Seluruh dana bersih tersebut, atau 100 persen, digunakan untuk pembayaran dipercepat atas sebagian pokok utang fasilitas kredit Term Loan milik perseroan. Berdasarkan laporan realisasi per 31 Juli 2026, penggunaan dana ini sudah sesuai persis dengan rencana yang tertulis di prospektus, tanpa penyimpangan nilai maupun persentase. Sisa dana yang belum terpakai tercatat nol, artinya tidak ada dana mengendap yang perlu ditempatkan di instrumen lain.

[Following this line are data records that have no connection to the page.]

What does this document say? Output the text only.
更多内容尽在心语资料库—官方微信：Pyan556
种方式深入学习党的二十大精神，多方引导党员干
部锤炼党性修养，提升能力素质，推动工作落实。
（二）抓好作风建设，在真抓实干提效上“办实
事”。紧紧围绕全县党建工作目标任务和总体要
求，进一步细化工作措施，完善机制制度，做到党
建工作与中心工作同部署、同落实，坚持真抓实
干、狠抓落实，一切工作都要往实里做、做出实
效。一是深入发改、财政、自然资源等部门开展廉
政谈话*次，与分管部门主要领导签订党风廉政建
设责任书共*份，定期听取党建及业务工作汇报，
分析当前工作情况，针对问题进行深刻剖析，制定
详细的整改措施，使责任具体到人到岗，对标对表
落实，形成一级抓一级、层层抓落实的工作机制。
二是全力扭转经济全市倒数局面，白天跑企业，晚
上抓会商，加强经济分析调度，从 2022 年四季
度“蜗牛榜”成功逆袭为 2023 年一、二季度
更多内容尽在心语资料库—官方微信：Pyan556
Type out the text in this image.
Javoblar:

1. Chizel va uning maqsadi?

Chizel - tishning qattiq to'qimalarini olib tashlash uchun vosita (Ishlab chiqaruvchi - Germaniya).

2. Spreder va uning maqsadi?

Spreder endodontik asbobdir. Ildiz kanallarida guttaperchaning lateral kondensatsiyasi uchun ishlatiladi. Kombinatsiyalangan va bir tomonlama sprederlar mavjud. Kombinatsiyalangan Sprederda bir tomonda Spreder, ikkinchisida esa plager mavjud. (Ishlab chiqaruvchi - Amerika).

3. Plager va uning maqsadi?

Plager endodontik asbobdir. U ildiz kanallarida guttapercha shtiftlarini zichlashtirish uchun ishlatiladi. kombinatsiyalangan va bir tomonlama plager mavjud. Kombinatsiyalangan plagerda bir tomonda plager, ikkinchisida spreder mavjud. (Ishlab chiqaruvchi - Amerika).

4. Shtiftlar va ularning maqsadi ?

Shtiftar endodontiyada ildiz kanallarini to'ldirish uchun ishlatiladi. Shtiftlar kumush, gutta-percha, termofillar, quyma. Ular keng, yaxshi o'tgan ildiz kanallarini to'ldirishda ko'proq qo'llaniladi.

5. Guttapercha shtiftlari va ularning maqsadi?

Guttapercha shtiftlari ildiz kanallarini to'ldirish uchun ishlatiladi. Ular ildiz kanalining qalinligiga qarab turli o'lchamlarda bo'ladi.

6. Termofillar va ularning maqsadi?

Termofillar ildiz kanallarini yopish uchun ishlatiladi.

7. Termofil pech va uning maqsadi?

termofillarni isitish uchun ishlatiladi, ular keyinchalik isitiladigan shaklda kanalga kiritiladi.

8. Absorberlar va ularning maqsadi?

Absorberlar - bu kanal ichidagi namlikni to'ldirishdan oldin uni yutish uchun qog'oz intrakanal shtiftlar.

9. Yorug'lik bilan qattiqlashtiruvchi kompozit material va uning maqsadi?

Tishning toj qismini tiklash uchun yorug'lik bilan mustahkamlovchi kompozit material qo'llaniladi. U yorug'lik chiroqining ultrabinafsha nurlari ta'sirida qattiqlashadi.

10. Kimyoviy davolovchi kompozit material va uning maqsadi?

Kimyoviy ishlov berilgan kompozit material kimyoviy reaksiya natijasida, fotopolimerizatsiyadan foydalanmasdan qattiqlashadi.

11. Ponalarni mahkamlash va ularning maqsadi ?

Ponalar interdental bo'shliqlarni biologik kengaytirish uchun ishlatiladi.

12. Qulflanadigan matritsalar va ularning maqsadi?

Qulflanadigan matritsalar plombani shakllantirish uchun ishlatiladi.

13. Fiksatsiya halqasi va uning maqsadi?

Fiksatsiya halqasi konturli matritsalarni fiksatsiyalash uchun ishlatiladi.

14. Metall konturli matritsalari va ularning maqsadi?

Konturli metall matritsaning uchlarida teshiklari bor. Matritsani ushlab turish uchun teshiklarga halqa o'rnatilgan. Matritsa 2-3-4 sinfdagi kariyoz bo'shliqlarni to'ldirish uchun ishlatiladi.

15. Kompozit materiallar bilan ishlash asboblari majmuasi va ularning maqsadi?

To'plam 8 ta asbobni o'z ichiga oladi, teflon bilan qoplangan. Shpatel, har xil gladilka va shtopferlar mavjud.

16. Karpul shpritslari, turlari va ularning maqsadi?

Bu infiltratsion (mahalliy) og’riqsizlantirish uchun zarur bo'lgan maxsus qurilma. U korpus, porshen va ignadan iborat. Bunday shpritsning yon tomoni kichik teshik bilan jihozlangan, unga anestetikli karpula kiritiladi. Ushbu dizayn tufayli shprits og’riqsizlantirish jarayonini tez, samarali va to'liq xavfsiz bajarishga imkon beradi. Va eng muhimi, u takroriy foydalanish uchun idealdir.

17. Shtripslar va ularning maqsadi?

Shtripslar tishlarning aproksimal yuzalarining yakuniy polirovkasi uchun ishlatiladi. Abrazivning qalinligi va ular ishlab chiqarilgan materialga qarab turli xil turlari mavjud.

Dari sisi biaya penawaran umum, rinciannya terdiri dari biaya jasa penyelenggaraan (management fee) Rp1,4 miliar atau 0,28 persen, biaya jasa penjaminan (underwriting fee) Rp300 juta atau 0,06 persen, biaya jasa penjualan (selling fee) Rp300 juta atau 0,06 persen, ditambah PPN Rp220 juta dan PPh Rp40 juta, sehingga total biaya mencapai Rp2,18 miliar atau 0,44 persen dari nilai emisi. Laporan ditandatangani oleh Maya Pradjono selaku Corporate Secretary JPFA, dengan tembusan kepada PT Bank Pembangunan Daerah Jawa Barat dan Banten Tbk selaku wali amanat obligasi ini.